Il Testimone crea in questo modo una regione di “quiete” entro i continui movimenti psicofisici della personalità, e apre lo spazio all’autentica “Presenza”, che è la testimonianza silenziosa dell’Anima, del “Padrone di Casa”, che a tempo debito giungerà a manifestarsi.

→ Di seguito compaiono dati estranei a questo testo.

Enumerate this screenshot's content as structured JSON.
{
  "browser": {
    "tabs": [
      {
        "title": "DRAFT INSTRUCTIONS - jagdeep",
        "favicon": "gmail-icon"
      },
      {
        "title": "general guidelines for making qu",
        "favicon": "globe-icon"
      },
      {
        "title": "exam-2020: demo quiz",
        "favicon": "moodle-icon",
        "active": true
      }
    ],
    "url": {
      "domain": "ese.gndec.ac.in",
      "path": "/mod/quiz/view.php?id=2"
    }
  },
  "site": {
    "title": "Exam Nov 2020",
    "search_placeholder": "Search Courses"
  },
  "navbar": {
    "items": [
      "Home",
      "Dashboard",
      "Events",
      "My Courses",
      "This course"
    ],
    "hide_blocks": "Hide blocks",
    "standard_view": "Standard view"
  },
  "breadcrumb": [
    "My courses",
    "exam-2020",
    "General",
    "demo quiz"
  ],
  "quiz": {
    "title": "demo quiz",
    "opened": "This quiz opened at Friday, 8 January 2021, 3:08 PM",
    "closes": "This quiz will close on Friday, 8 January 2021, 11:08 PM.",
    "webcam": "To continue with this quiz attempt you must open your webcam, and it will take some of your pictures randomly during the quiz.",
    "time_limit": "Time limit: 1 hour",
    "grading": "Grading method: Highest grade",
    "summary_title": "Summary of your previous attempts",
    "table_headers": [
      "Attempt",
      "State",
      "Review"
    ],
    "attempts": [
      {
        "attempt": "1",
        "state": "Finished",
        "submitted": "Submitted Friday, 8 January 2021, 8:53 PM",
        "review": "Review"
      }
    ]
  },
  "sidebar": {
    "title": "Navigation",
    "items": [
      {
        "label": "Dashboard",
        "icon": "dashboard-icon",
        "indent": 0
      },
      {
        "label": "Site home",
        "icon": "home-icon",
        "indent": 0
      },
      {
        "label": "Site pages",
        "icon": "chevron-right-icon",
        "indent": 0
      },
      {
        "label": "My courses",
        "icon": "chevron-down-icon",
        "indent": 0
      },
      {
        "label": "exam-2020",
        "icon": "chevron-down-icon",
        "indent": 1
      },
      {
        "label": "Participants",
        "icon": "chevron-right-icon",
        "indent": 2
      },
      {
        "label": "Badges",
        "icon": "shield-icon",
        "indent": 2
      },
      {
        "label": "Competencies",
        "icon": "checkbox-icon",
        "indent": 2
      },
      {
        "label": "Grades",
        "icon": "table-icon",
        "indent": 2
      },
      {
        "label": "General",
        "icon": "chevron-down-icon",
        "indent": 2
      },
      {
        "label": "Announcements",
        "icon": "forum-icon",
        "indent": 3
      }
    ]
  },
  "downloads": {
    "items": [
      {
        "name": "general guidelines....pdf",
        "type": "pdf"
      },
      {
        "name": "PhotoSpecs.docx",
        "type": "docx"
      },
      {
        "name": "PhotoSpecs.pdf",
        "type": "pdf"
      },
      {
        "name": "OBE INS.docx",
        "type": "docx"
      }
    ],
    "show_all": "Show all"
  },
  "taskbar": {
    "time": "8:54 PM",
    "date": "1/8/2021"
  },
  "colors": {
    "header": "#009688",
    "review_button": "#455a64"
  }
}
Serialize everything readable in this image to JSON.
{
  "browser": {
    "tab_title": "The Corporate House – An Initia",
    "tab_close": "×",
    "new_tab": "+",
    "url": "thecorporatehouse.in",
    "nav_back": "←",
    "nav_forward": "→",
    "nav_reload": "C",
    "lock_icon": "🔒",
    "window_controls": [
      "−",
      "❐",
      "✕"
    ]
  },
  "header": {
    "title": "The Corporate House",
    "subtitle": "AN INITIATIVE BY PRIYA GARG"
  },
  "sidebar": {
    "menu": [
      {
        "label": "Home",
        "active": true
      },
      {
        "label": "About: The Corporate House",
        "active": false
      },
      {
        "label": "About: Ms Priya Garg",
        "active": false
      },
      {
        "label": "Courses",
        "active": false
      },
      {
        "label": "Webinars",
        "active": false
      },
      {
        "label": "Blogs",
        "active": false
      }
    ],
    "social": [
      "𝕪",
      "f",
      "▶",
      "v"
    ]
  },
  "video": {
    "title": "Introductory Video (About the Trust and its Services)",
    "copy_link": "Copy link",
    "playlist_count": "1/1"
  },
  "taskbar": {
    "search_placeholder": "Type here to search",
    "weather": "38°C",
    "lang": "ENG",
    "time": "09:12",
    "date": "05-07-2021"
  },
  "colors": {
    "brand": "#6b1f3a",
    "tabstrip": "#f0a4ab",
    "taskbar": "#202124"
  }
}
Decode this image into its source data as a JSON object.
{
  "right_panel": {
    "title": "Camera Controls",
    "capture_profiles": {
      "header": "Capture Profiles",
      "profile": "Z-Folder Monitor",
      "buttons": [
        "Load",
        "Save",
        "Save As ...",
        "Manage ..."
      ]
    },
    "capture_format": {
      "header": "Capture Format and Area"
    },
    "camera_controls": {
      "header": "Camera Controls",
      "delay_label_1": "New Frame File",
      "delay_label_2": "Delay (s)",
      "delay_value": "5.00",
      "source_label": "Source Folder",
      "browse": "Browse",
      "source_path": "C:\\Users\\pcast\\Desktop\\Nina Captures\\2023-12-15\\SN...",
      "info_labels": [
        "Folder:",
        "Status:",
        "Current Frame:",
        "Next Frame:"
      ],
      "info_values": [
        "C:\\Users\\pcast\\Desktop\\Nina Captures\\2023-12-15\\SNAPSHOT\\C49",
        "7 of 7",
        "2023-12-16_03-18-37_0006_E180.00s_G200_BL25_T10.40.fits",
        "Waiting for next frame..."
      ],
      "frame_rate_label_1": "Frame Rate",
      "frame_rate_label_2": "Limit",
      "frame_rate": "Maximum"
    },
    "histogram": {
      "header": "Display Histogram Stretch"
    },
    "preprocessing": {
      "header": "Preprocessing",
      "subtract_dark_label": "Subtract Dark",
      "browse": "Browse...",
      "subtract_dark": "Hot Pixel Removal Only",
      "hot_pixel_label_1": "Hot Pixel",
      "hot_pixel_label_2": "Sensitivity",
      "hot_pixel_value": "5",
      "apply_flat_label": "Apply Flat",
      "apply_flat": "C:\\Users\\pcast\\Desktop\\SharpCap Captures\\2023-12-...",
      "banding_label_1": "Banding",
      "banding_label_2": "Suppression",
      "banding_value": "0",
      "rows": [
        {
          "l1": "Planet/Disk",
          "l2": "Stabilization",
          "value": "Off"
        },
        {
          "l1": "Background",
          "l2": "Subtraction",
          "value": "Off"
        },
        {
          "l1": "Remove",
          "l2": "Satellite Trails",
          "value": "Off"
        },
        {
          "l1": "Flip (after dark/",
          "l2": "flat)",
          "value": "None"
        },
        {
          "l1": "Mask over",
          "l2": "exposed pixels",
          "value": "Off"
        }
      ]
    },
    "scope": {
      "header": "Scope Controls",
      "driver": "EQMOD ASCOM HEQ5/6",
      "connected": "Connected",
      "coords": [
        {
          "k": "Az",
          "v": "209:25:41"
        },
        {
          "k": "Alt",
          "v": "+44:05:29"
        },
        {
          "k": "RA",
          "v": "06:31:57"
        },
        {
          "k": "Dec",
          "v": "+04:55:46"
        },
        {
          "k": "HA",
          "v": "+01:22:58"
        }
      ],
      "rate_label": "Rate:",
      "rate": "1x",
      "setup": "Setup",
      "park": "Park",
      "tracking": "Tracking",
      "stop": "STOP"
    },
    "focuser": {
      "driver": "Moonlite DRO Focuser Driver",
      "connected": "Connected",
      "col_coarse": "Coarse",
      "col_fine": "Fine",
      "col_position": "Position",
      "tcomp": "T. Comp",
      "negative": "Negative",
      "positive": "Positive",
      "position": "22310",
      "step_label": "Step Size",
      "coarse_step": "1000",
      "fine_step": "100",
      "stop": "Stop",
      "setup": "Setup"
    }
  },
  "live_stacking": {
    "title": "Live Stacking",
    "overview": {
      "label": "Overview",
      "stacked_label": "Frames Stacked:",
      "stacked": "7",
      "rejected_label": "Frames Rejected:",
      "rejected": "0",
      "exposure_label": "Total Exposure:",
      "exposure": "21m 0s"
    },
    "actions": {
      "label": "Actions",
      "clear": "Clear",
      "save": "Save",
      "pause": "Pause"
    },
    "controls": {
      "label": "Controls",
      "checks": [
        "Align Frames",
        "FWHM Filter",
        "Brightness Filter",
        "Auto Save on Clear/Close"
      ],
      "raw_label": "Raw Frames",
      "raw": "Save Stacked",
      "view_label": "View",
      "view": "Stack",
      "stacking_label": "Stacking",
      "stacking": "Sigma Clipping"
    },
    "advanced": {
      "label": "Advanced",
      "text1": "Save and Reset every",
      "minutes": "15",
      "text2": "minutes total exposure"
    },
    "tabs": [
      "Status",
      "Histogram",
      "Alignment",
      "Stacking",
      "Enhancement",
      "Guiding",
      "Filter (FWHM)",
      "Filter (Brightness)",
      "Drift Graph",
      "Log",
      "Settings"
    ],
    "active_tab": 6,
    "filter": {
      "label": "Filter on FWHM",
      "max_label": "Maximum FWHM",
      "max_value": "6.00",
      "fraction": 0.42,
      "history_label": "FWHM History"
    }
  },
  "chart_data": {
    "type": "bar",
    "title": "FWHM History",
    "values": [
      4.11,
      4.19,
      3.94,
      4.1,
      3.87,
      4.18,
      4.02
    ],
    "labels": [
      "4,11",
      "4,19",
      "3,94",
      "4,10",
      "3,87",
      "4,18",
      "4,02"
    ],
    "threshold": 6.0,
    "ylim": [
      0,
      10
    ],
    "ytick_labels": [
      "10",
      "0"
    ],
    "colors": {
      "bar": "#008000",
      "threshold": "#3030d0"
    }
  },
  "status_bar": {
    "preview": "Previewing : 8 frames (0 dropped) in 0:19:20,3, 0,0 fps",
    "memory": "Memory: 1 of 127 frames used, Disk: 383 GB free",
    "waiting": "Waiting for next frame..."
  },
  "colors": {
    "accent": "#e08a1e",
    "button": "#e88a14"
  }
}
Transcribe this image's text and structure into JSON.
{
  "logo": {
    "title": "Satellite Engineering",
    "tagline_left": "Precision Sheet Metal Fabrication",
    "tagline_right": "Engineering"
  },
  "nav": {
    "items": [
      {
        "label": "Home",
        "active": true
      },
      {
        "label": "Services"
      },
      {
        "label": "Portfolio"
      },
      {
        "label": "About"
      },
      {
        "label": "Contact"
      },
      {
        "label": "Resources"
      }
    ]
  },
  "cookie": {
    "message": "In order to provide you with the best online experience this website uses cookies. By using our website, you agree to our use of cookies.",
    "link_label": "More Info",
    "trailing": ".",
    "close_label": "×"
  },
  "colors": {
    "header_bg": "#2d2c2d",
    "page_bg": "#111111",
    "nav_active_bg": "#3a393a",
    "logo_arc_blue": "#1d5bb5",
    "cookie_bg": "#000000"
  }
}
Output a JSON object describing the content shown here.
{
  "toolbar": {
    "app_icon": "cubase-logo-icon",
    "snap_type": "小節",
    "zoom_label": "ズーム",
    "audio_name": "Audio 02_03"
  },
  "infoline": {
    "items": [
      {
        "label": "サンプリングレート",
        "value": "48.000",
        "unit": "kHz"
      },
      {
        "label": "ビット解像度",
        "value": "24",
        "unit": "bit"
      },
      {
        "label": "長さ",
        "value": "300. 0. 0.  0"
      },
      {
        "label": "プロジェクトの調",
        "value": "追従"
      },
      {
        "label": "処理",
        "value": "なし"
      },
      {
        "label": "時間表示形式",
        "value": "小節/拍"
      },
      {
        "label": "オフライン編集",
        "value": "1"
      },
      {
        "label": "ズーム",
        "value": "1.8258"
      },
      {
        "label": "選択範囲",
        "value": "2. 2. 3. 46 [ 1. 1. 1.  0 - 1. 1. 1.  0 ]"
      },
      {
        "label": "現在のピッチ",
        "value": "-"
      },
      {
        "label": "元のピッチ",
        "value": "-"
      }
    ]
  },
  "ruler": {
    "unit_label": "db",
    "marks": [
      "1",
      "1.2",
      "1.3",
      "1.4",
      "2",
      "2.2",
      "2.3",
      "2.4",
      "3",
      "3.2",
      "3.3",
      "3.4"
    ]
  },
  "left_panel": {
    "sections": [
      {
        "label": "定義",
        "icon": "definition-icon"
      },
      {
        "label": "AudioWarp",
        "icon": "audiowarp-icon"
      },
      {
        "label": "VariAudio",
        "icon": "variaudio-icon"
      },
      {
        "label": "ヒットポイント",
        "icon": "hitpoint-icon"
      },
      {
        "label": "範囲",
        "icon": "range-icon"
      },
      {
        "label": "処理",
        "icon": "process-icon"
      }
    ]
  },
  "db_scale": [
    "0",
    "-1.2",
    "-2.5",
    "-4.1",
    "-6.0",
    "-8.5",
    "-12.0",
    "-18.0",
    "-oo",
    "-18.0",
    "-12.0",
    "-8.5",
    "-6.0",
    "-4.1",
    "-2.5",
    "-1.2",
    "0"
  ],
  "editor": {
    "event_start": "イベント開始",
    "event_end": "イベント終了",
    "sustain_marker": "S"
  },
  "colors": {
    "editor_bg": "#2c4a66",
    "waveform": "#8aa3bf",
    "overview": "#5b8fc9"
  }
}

Il Risveglio avviene quando la personalità non viene più osservata e gestita dalla mente, che è parte della personalità stessa, ma dalla coscienza sovra-mentale dell’Anima.
Il lavoro di risveglio della personalità viene svolto fondamentalmente a tre livelli:
– indagine delle dinamiche psicofisiche (anche – e inizialmente preferibilmente – con l’ausilio di percorsi terapeutici e psicoterapeutici);
– autodisciplina, ovvero lo sforzo di crearsi una vita ordinata e produttiva, di gestire con efficacia i problemi pratici dell’esistenza, di cimentarsi anche in gesti e azioni che ci mettono a disagio o ci conducono fuori dalla nostra “zona di comfort”;
– presenza, ossia il protrarre quotidianamente, più a lungo possibile, uno stato di attenzione consapevole sui nostri stati psicofisici.
In questa fase, non deve stupire che si renda necessaria una notevole forza di volontà, e che gli sforzi mirati al risveglio paiano dapprima acuire il senso di separazione tra “ego” e “vita”. Qui vogliamo sfruttare e non evitare l’attrito derivante dall’identificazione; vogliamo, per molti versi, esasperare il “senso dell’Io”, sino a toccare ciò che è il fondamento stesso della nostra individualità, il vero Ego, ossia l’Anima.
L’Anima è, da un certo punto di vista, la vetta d’individualità più distante dalla presenza onnipervasiva e impersonale del Sé. È Dio fatto individuo, l’Assoluto realmente cosciente di sé in una forma separata. Nel contempo, nell’Anima il compiuto processo di individuazione sfocia paradossalmente nel ritorno all’esperienza della piena comunione con la Vita, con il Padre. Questa distinzione e insieme quest’intima comunione tra Assoluto e Anima è espressa dalle parole di Gesù: “Tutto mi è stato dato dal Padre mio; nessuno conosce il Figlio se non il Padre, e nessuno conosce il Padre se non il Figlio…” (Mt 11, 27).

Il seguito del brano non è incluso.